Tommy_Lamp said:
Couldnt find another thread on this
But if your asked to find the Maximum surface area, or the minimum volume etc. how do you do it, im completely stumped.
Simple Eg:
A grazier wants to fence off a rectangle paddock next to a river, using 120 m of fencing.
120m=3 sides of fencing. The other side is fenced off using a river.
(i) Find an expression for the length, y, of the paddock in terms of its width, x.
120m=2x+y
Answer:
:. y=120-2x (Expression in terms of y)
(ii) Show that the area, A, of the paddock is given by
A=120x-2x^2 "^" means to the power off
We know that the area of any rectangle is width*length
A=x*y
Substitute y=120-2x in A=x*y
Answer:
A=x(120-2x)
:. A=120x-2x^2
(iii) Hence find the dimention which will make the area of the paddock a maximum.
To determine maximum
second der. <0
Also Note
To determine minimum
second der. >0
Answer:
A=120x-2x^2
dA/dx=120-4x (to find the dimention, dA/dx=0, to find the value for x)
120-4x=0
:. x=30m
Sub x=30m into y=120-2x to find the value for y.
y=120-4(30)
:.y=60 m
To ensure that it is a MAX
dA/dx=120-4x
:. d2A/dx2=-4 x=30,y=60 will yield a MAX area.

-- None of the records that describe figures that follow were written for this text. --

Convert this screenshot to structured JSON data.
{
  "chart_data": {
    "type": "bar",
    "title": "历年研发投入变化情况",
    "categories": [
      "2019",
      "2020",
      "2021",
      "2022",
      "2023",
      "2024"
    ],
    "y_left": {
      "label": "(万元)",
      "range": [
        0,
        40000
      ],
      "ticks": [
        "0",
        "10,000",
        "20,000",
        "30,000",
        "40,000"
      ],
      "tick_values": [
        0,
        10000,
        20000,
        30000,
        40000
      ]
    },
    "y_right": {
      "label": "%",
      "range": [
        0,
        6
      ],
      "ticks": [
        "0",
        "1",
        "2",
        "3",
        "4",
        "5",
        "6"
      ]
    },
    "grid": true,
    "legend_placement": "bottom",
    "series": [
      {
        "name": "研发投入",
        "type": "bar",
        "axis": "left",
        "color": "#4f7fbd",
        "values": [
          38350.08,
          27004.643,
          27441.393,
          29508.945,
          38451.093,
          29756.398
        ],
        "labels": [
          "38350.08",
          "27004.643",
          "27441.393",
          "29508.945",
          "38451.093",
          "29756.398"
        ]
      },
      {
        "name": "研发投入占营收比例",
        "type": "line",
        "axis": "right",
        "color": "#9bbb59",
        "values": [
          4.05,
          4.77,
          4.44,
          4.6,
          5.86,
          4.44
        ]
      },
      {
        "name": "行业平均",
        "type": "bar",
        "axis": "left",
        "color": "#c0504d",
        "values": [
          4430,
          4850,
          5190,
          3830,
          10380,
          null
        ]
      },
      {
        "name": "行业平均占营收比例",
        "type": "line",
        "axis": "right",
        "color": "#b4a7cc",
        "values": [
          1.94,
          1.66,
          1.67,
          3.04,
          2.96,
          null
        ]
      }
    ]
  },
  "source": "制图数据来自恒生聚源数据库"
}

(iv) Find the maximum area of the paddock.
Answer:
Simply substitue ur "x" & "y" values into ur Area equation
A=x*y
:. A=1800m^2
OR u can just substitute "x" value into
A=120x-2x^2
A=120(30)-2(30)^2
:.A=1800m^2
and also, does the order of velocity, displacement and acceleration go like this:
y = velocity
first der. = displacement
second der. = acceleration
Thanks
Isnt it supposed to be
y=displacement
first der. =velocity
second der. = acceleration